A legislação de software livre ainda está num estágio de crescimento em seu desenvolvimento sócio-legal – tem amadurecido como um fenômeno evidenciado em sua larga adoção por todo o mundo, mas legalmente sua situação é precária. Batalhas estão por vir e, se a experiência nos diz algo, é que o esforço será contínuo e haverá muito mais manifestações. As posições são: software livre x software proprietário; leis informais x legislação; locais e mecanismos de resolução de disputas informais x tribunais e leis consuetudinárias; sociedade x grandes empresas. Uma vez que todos os interesses conservadores tem trabalhado em conjunto para criar o clima legal corrente, quero dizer, software proprietário com a legislação, tribunais e as empresas: a fim de ser efetivos, todos os que advogam o software livre devem unir forças e criar um ecossistema para proteger o recurso. Se vocês não estiverem bastante coesos em sua abordagem, na estratégia, nas políticas e na elaboração das leis, será fácil para os que estão de fora desestabilizar seus esforços.

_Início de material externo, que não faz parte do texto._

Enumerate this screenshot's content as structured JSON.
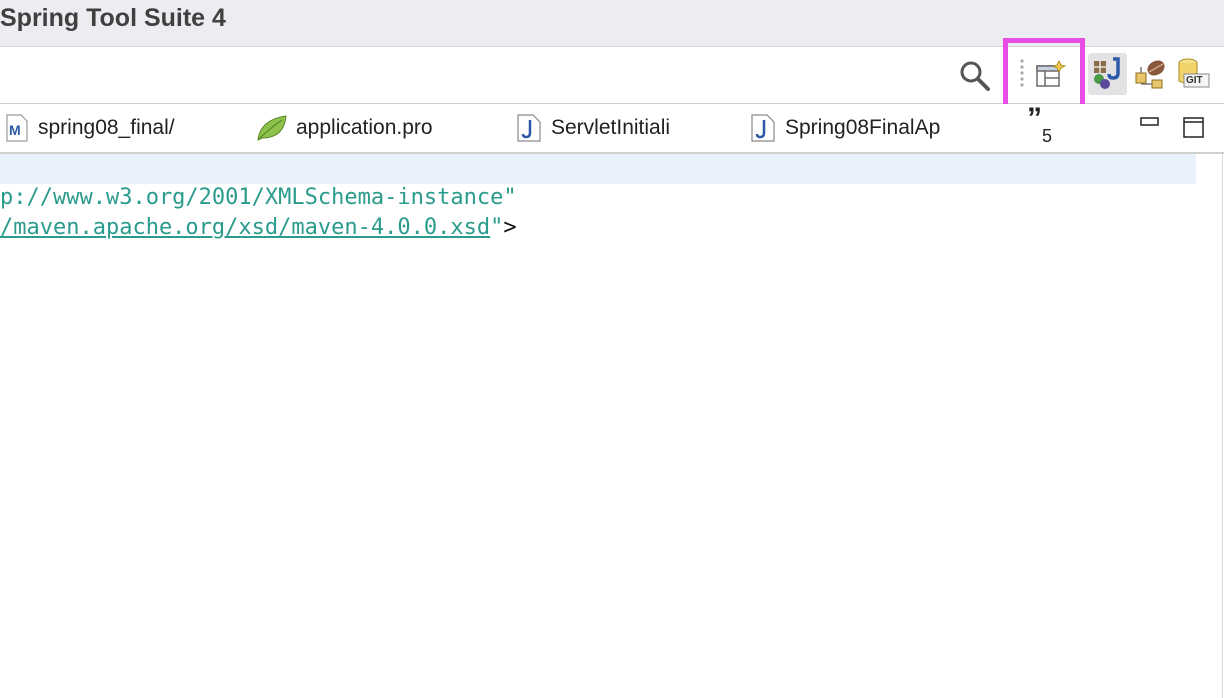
{
  "window": {
    "title": "Spring Tool Suite 4"
  },
  "toolbar": {
    "icons": [
      "search-icon",
      "open-perspective-icon",
      "java-ee-perspective-icon",
      "java-perspective-icon",
      "spring-perspective-icon",
      "git-perspective-icon"
    ],
    "git_label": "GIT",
    "highlight_color": "#e84ee6"
  },
  "tabs": [
    {
      "label": "spring08_final/",
      "icon": "maven-pom-icon"
    },
    {
      "label": "application.pro",
      "icon": "spring-leaf-icon"
    },
    {
      "label": "ServletInitiali",
      "icon": "java-file-icon"
    },
    {
      "label": "Spring08FinalAp",
      "icon": "java-file-icon"
    }
  ],
  "tab_overflow": {
    "glyph": "”",
    "count": "5"
  },
  "editor": {
    "line1": {
      "text": "p://www.w3.org/2001/XMLSchema-instance",
      "quote": "\""
    },
    "line2": {
      "text": "/maven.apache.org/xsd/maven-4.0.0.xsd",
      "quote": "\"",
      "close": ">"
    },
    "current_line_color": "#e8f0fc",
    "string_color": "#2a9b8c"
  }
}
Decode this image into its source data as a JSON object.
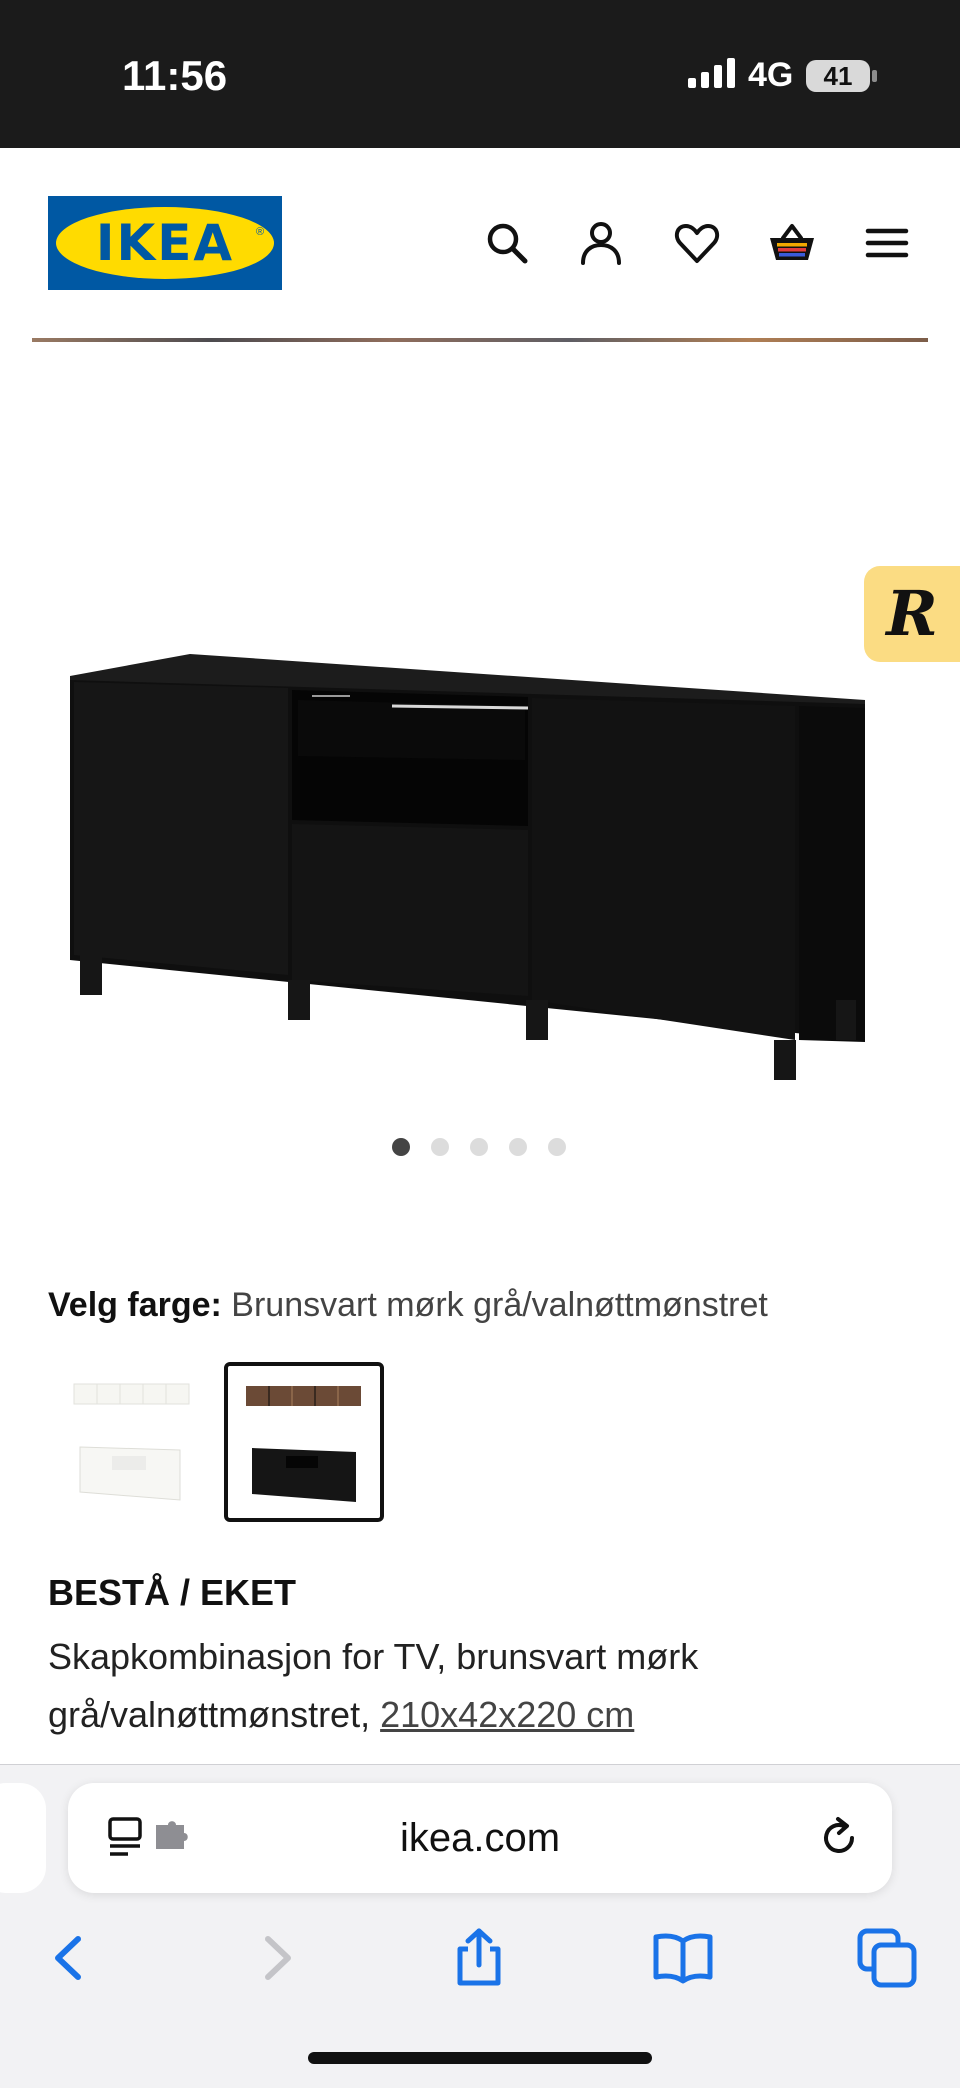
{
  "status_bar": {
    "time": "11:56",
    "network": "4G",
    "battery": "41"
  },
  "header": {
    "logo_text": "IKEA",
    "icons": [
      "search-icon",
      "account-icon",
      "heart-icon",
      "cart-icon",
      "menu-icon"
    ]
  },
  "floating_badge": {
    "letter": "R"
  },
  "gallery": {
    "image_count": 5,
    "active_index": 0
  },
  "color_selector": {
    "label": "Velg farge:",
    "selected_value": "Brunsvart mørk grå/valnøttmønstret",
    "options": [
      {
        "name": "white-option",
        "selected": false
      },
      {
        "name": "black-brown-walnut-option",
        "selected": true
      }
    ]
  },
  "product": {
    "name": "BESTÅ / EKET",
    "description": "Skapkombinasjon for TV, brunsvart mørk grå/valnøttmønstret,",
    "dimensions": "210x42x220 cm"
  },
  "browser": {
    "url": "ikea.com",
    "toolbar_icons": [
      "back-icon",
      "forward-icon",
      "share-icon",
      "bookmarks-icon",
      "tabs-icon"
    ]
  },
  "colors": {
    "ikea_blue": "#0058a3",
    "ikea_yellow": "#ffdb00",
    "ios_blue": "#1a73e8"
  }
}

O que eu estou dizendo em relação ao software livre já foi encenado com mais profundidade em uma outra intersecção de lei e tecnologia, cuja luta já passou, parte ganha, parte perdida, e cujo estágio se encontra bem mais avançado na Europa, atualmente. Creio que será útil para vocês se eu fizer uma digressão e falar a respeito da luta de oito anos envolvendo a importação, pela Europa, de grãos transgênicos, ou geneticamente modificados porque há lições a serem tiradas da confrontação entre a lei, a sociedade e a tecnologia, que nós já experimentamos nesta matéria. Muitos dos ítens relacionados ao software livre e aos organismos geneticamente modificados são os mesmos e envolvem o encontro da lei, sociedade e tecnologia; propriedade intelectual, especialmente em forma de patentes; argumentos sobre quem tem o direito de controlar nosso acesso à cadeia alimentar, à informação etc. Essencialmente, estou falando sobre democracia participativa versus democracia representativa, ou sociedade civil versus políticos que operam mais no interesse dos grandes negócios do que representando o povo, como deveriam fazer.



LIÇÕES TIRADAS DA ELABORAÇÃO DE LEIS SOBRE OS TRANSGÊNICOS OU ORGANISMOS GENETICAMENTE MODIFICADOS


Crick e Watson “descobriram” a hélice de DNA nos anos cinqüenta, e desde então cientistas têm estado tentando manipulá-la. Isso foi feito sem consulta pública. Nos anos setenta, cientistas fizeram uma conclamação para uma moratória voluntária na modificação genética por um curto período de tempo a fim de considerar questões éticas, mas também para decidir que o público, ou qualquer pessoa de fora da comunidade científica, não precisaria estar envolvido nessa decisão.


A propósito, eu gostaria de dar uma rápida palavra a respeito do papel da ciência na sociedade, antes de continuar. Eu diria que a ciência, hoje, ocupa uma posição na sociedade somente ocupada pela Igreja Católica na Idade Média, e isto tem muito a ver com a regulamentação da tecnologia. Os advogados somente procuram por respostas do tipo “sim” ou “não” , “é seguro ou não?” e a ciência não pode realmente responder essas perguntas definitivamente, no entanto tem sido forçada a prover absolutos – verdade absoluta e padrões para os quais tudo o mais vem em segundo lugar. Por exemplo, todas as decisões sobre transgênicos são, em última instância, baseadas em uma “ciência sadia”. Assim como o “homem razoável” do meu exemplo anterior, a “ciência sadia” não é a mesma criatura nos Estados Unidos e na Europa, embora a OMC queira nos forçar a uma posição padronizada – a posição dos Estados Unidos. Quase todas as pesquisas sobre transgênicos na cadeia alimentar são conduzidas por um punhado de corporações multinacionais que são orientadas pelo lucro. Os cientistas são obrigados a concordar, caso não queiram ser excomungados da comunidade científica, e há abundantes exemplos disso na Europa, Estados Unidos e em qualquer outro lugar.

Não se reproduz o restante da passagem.